Apenas para esclarecimento: fui feito maçom em uma loja “regular” sob a jurisdição de uma Grande Loja totalmente reconhecida pela UGLE. E mais tarde me juntei a outra loja “regular” na jurisdição de Ontário, Canadá, uma descendente direta dos corpos das Ilhas Britânicas e uma antiga Grande Loja Provincial da UGLE. E estou absolutamente ciente de minhas obrigações e das promessas que fiz de respeitar as regras e cumprir as leis maçônicas da jurisdição onde sou maçom ativo. Deixando claro: não tenho relações maçônicas com membros de lojas pertencentes a jurisdições apoiadas e reconhecidas pelo GOF. No entanto, tenho colegas de escola e amigos, velhos amigos de antes de ser maçom, que trabalham – maçonicamente – do outro lado da cerca. Eu não vou me sentar com eles em uma loja… mas eu nunca vou negar sua amizade! E, apesar das minhas obrigações, tenho dificuldades moralmente – para chamá-los de não-maçons.

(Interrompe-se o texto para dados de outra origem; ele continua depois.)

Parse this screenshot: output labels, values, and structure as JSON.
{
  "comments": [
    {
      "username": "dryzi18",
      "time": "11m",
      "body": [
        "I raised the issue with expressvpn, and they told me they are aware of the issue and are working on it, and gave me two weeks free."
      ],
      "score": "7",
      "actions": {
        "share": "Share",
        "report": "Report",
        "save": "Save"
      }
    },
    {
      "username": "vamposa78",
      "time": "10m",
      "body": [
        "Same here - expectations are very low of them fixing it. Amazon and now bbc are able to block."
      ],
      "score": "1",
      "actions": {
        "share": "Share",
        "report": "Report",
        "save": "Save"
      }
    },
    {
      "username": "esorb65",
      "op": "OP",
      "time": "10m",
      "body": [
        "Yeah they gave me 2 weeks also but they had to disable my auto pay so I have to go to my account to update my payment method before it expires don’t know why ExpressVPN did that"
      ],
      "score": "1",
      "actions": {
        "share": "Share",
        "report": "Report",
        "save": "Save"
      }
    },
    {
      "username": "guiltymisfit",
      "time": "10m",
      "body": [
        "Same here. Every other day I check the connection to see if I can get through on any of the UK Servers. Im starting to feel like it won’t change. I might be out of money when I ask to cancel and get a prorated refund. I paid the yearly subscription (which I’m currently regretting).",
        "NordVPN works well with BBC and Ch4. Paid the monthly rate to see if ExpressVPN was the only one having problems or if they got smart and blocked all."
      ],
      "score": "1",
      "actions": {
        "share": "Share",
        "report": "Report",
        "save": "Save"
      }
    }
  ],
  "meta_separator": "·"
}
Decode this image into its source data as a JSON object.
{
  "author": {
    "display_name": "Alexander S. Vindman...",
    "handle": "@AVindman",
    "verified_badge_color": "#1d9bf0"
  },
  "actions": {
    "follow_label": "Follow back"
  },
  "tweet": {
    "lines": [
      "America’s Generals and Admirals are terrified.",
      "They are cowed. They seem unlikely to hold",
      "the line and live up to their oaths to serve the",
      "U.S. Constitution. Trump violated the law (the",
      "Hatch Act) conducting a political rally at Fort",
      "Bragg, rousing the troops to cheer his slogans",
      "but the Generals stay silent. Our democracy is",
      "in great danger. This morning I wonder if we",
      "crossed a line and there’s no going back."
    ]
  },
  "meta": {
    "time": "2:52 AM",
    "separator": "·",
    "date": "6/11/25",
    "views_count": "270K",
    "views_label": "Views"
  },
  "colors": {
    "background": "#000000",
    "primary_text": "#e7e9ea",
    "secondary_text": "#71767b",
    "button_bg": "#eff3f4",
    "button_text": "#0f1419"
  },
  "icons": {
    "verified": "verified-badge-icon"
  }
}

Eu conheci meu outro significativo no Canadá, anos depois de me tornar um maçom. Quando revelei minha participação na fraternidade, falei longa e eloquentemente sobre os nobres ideais da Ordem e o que acreditamos. Então, em um certo ponto, tive que responder a duas grandes perguntas. Primeiro, o discutido acima, por que não são os maçons franceses irmãos, se realmente somos uma irmandade tão tolerante, grande e universal… Infelizmente, sempre me sinto perdendo toda a minha credibilidade quando não consigo explicar isso. Claro, estou familiarizado com todos os chavões usuais sobre a exigência da crença no GADU e a devoção do GOF à ideia de Laïcité (caráter secular). Mas, convenhamos: não há explicação razoável que um humano decente possa invocar, sem vergonha, para o ódio em nome da tolerância, igualdade e amor fraterno.


Autor: Istvan Horvath - Horvath é Mestre Maçom, Maçom do Arco Real, membro da Philaletes Society, do Quatuor Coronati Correspondence Circle e da Scottish Rite Research Society.